Commentary by Stephen Macaulay
Juan Orlando Hernandez was convicted in March 2024 of facilitating the smuggling of some 400 pounds of cocaine into the United States.
According to the US Department of Justice, 400 tons of cocaine is on the order of 4,500,000,000 individual doses.
That means every man, woman and child in the US could have had 13 snorts of the drug.
Hernandez was sentenced by a US court to spend 45 years in prison.
He is the sort of person that Donald Trump might characterize as being a “bad hombre.”
So what is Donald Trump going to do to Juan Orlando Hernandez?
Pardon him.
Meanwhile, the Trump Administration is blowing up boats in the Caribbean. These boats are supposed to be owned and operated by drug runners.
According to a report in The Washington Post on November 28, when it was determined that one of the boats blown up wasn’t completely destroyed and there were two survivors, Secretary of Defense Pete Hegsteth (who fancies himself as “Secretary of War,” presumably having played plenty of video games during his formative years) allegedly ordered that those two get taken out, too.
Which violates a whole lot of law, to say nothing of basic decency.
After the WaPo report Hegseth posted on X that the “’lethal, kinetic strikes’” are targeting people “affiliated with a Designated Terrorist Organization.”
It seems, however, that the Trump Administration doesn’t want to share its evidence of those affiliations with anyone in Congress.

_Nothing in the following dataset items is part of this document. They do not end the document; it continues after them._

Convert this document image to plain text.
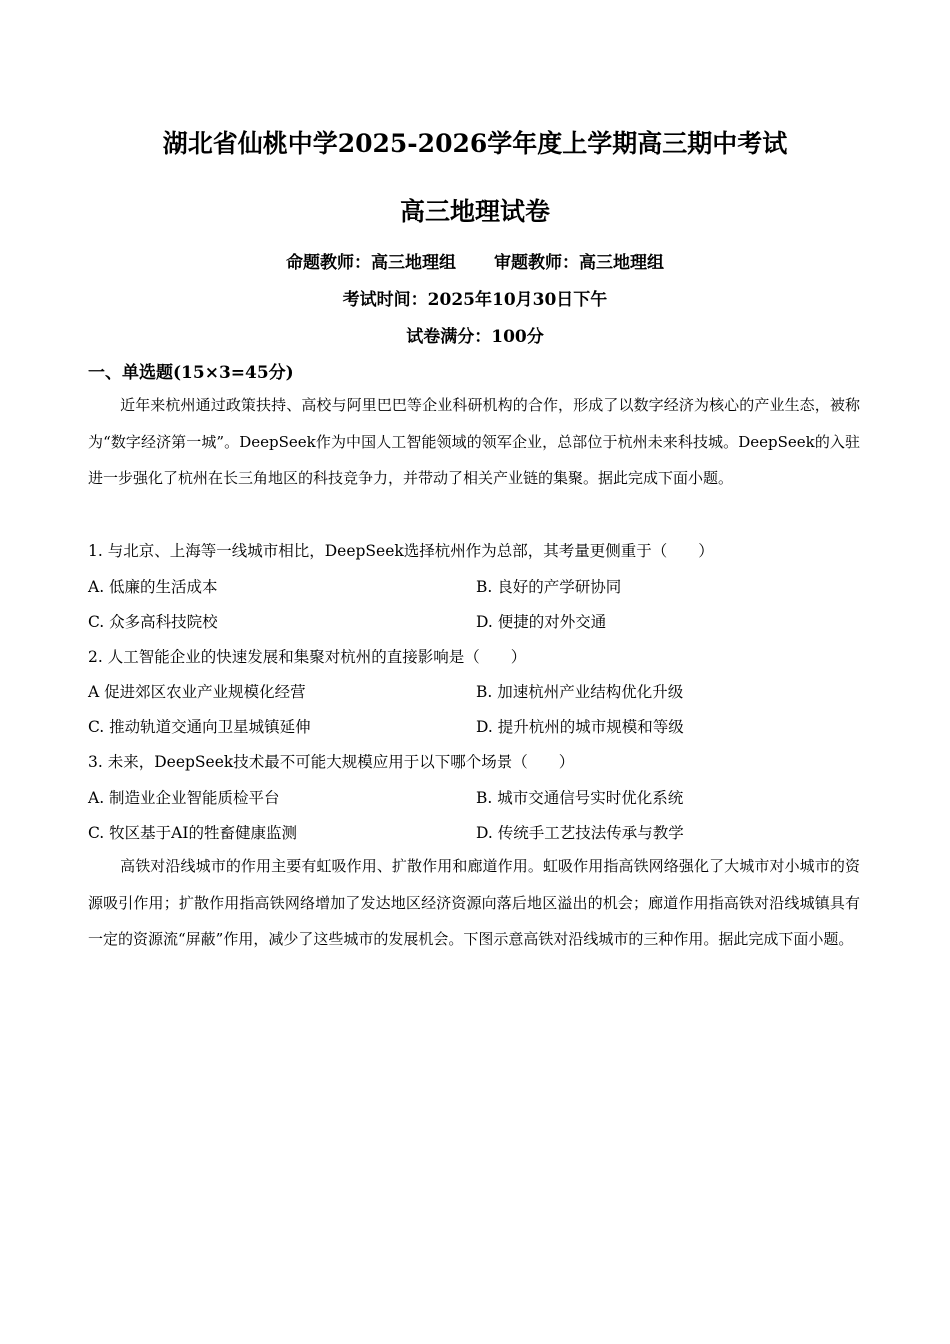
湖北省仙桃中学2025-2026学年度上学期高三期中考试
高三地理试卷
命题教师：高三地理组 审题教师：高三地理组
考试时间：2025年10月30日下午
试卷满分：100分
一、单选题(15×3=45分)
近年来杭州通过政策扶持、高校与阿里巴巴等企业科研机构的合作，形成了以数字经济为核心的产业生态，被称为“数字经济第一城”。DeepSeek作为中国人工智能领域的领军企业，总部位于杭州未来科技城。DeepSeek的入驻进一步强化了杭州在长三角地区的科技竞争力，并带动了相关产业链的集聚。据此完成下面小题。
1. 与北京、上海等一线城市相比，DeepSeek选择杭州作为总部，其考量更侧重于（　　）
A. 低廉的生活成本	B. 良好的产学研协同
C. 众多高科技院校	D. 便捷的对外交通
2. 人工智能企业的快速发展和集聚对杭州的直接影响是（　　）
A 促进郊区农业产业规模化经营	B. 加速杭州产业结构优化升级
C. 推动轨道交通向卫星城镇延伸	D. 提升杭州的城市规模和等级
3. 未来，DeepSeek技术最不可能大规模应用于以下哪个场景（　　）
A. 制造业企业智能质检平台	B. 城市交通信号实时优化系统
C. 牧区基于AI的牲畜健康监测	D. 传统手工艺技法传承与教学
高铁对沿线城市的作用主要有虹吸作用、扩散作用和廊道作用。虹吸作用指高铁网络强化了大城市对小城市的资源吸引作用；扩散作用指高铁网络增加了发达地区经济资源向落后地区溢出的机会；廊道作用指高铁对沿线城镇具有一定的资源流“屏蔽”作用，减少了这些城市的发展机会。下图示意高铁对沿线城市的三种作用。据此完成下面小题。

More than 80 people have been killed.
According to the US Congress, a “Foreign Terrorist Organization” (FTO) can be designated by the secretary of state if the entity meets three criteria: “the suspected terrorist group must (1) be a foreign organization; (2) engage in ‘terrorist activity,’ ‘terrorism,’ or retain the capability and intent to engage in terrorist activity or terrorism; and (3) threaten the security of US nationals or the national defense, foreign relations, or economic interests of the United States.”

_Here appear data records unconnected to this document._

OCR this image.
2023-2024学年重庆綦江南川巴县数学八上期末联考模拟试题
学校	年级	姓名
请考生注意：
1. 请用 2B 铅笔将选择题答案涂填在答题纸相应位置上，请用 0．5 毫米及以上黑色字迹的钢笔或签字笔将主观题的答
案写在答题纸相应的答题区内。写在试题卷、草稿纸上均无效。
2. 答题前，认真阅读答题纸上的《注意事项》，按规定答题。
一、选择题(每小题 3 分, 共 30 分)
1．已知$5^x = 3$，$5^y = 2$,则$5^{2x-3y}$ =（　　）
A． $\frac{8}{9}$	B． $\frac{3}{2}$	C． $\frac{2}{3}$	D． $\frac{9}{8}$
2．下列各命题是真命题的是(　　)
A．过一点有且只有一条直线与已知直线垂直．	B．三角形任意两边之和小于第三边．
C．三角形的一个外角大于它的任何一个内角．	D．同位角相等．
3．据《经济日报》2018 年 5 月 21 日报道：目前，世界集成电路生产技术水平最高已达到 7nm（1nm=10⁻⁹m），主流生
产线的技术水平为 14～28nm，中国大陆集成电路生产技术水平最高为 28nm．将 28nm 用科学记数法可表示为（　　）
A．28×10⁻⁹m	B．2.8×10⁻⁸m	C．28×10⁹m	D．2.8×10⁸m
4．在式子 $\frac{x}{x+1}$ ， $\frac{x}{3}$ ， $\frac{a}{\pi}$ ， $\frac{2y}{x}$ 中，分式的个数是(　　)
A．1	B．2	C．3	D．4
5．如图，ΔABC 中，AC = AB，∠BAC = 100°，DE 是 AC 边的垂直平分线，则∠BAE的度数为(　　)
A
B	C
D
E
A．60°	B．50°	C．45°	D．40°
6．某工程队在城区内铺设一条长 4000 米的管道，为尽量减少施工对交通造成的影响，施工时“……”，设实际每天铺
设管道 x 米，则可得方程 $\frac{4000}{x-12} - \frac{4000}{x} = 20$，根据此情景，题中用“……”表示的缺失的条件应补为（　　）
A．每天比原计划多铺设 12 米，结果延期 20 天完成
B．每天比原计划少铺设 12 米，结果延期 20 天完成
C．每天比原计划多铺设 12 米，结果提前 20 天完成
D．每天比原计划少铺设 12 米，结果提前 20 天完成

As for what a “terrorist activity” is, the Immigration and Nationality Act defines it as including “specific types of violent actions (hijackings, assassinations, etc.).” Then there’s the Foreign Relations Authorization Act, which defines “terrorism” as a "premeditated, politically motivated violence perpetrated against noncombatant targets by subnational groups or clandestine agents."

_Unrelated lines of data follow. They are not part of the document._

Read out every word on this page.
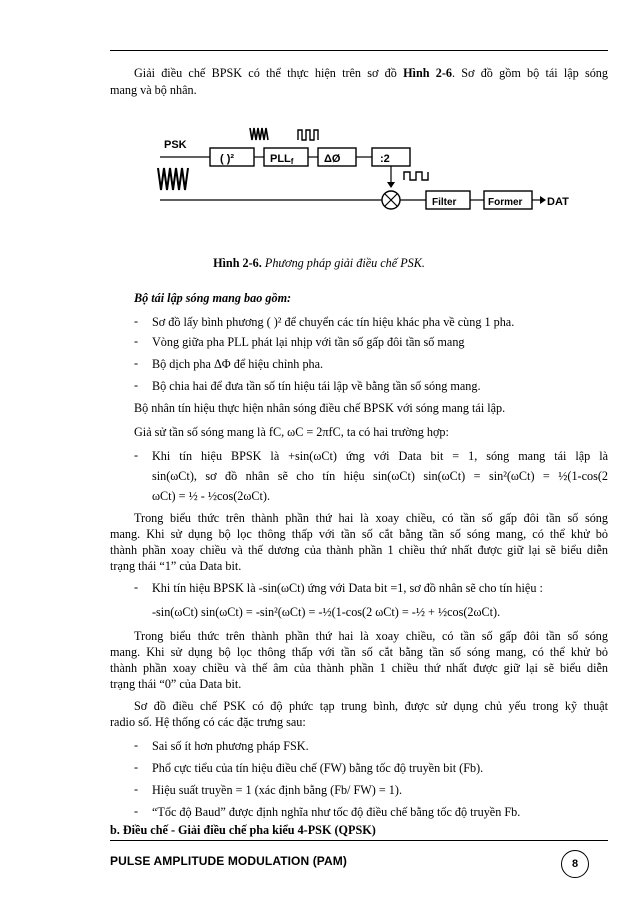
Giải điều chế BPSK có thể thực hiện trên sơ đồ Hình 2-6. Sơ đồ gồm bộ tái lập sóng

mang và bộ nhân.

PSK
( )²	PLLf	ΔØ	:2
Filter	Former DAT
Hình 2-6. Phương pháp giải điều chế PSK.

Bộ tái lập sóng mang bao gồm:

- Sơ đồ lấy bình phương ( )² để chuyển các tín hiệu khác pha về cùng 1 pha.

- Vòng giữa pha PLL phát lại nhịp với tần số gấp đôi tần số mang

- Bộ dịch pha ΔΦ để hiệu chỉnh pha.

- Bộ chia hai để đưa tần số tín hiệu tái lập về bằng tần số sóng mang.

Bộ nhân tín hiệu thực hiện nhân sóng điều chế BPSK với sóng mang tái lập.

Giả sử tần số sóng mang là fC, ωC = 2πfC, ta có hai trường hợp:

- Khi tín hiệu BPSK là +sin(ωCt) ứng với Data bit = 1, sóng mang tái lập là

sin(ωCt), sơ đồ nhân sẽ cho tín hiệu sin(ωCt) sin(ωCt) = sin²(ωCt) = ½(1-cos(2

ωCt) = ½ - ½cos(2ωCt).

Trong biểu thức trên thành phần thứ hai là xoay chiều, có tần số gấp đôi tần số sóng

mang. Khi sử dụng bộ lọc thông thấp với tần số cắt bằng tần số sóng mang, có thể khử bỏ

thành phần xoay chiều và thế dương của thành phần 1 chiều thứ nhất được giữ lại sẽ biểu diễn

trạng thái “1” của Data bit.

- Khi tín hiệu BPSK là -sin(ωCt) ứng với Data bit =1, sơ đồ nhân sẽ cho tín hiệu :

-sin(ωCt) sin(ωCt) = -sin²(ωCt) = -½(1-cos(2 ωCt) = -½ + ½cos(2ωCt).

Trong biểu thức trên thành phần thứ hai là xoay chiều, có tần số gấp đôi tần số sóng

mang. Khi sử dụng bộ lọc thông thấp với tần số cắt bằng tần số sóng mang, có thể khử bỏ

thành phần xoay chiều và thế âm của thành phần 1 chiều thứ nhất được giữ lại sẽ biểu diễn

trạng thái “0” của Data bit.

Sơ đồ điều chế PSK có độ phức tạp trung bình, được sử dụng chủ yếu trong kỹ thuật

radio số. Hệ thống có các đặc trưng sau:

- Sai số ít hơn phương pháp FSK.

- Phổ cực tiểu của tín hiệu điều chế (FW) bằng tốc độ truyền bit (Fb).

- Hiệu suất truyền = 1 (xác định bằng (Fb/ FW) = 1).

- “Tốc độ Baud” được định nghĩa như tốc độ điều chế bằng tốc độ truyền Fb.

b. Điều chế - Giải điều chế pha kiểu 4-PSK (QPSK)

PULSE AMPLITUDE MODULATION (PAM)	8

In other words, there are specific boxes that must be checked before there is a designation. People just can’t make it up as they go along.
No one wants US citizens to be endangered, corrupted or otherwise negatively impacted from illegal drugs coming from the Caribbean or anywhere else, like Honduras.
Juan Orlando Hernandez is the former president of Honduras (2014-2022). He was extradited to the US after he was out of office.
So let’s see: Hernandez was tried and convicted. And now pardoned.
And let’s not forget Donald Trump’s pardon of Changpeng Zhao, who pled guilty and was convicted, along with the cryptocurrency company he ran, Binance (which was hit with a $4.3-billion settlement), for money laundering. The money laundering was associated with both drug cartels and terrorists.
Seems a bit strange that there is a willingness to pardon convicted criminals and to blow up boats being manned by what can only be thought of as alleged criminals.
One of the things that makes this country truly great — not “great” in the context of a red baseball cap — is that it is based on the rule of law.
Apparently the rule of law is something that is now becoming conditional, with the conditions being set on an ad-hoc basis.
Macaulay is pundit-at-large for The Hustings.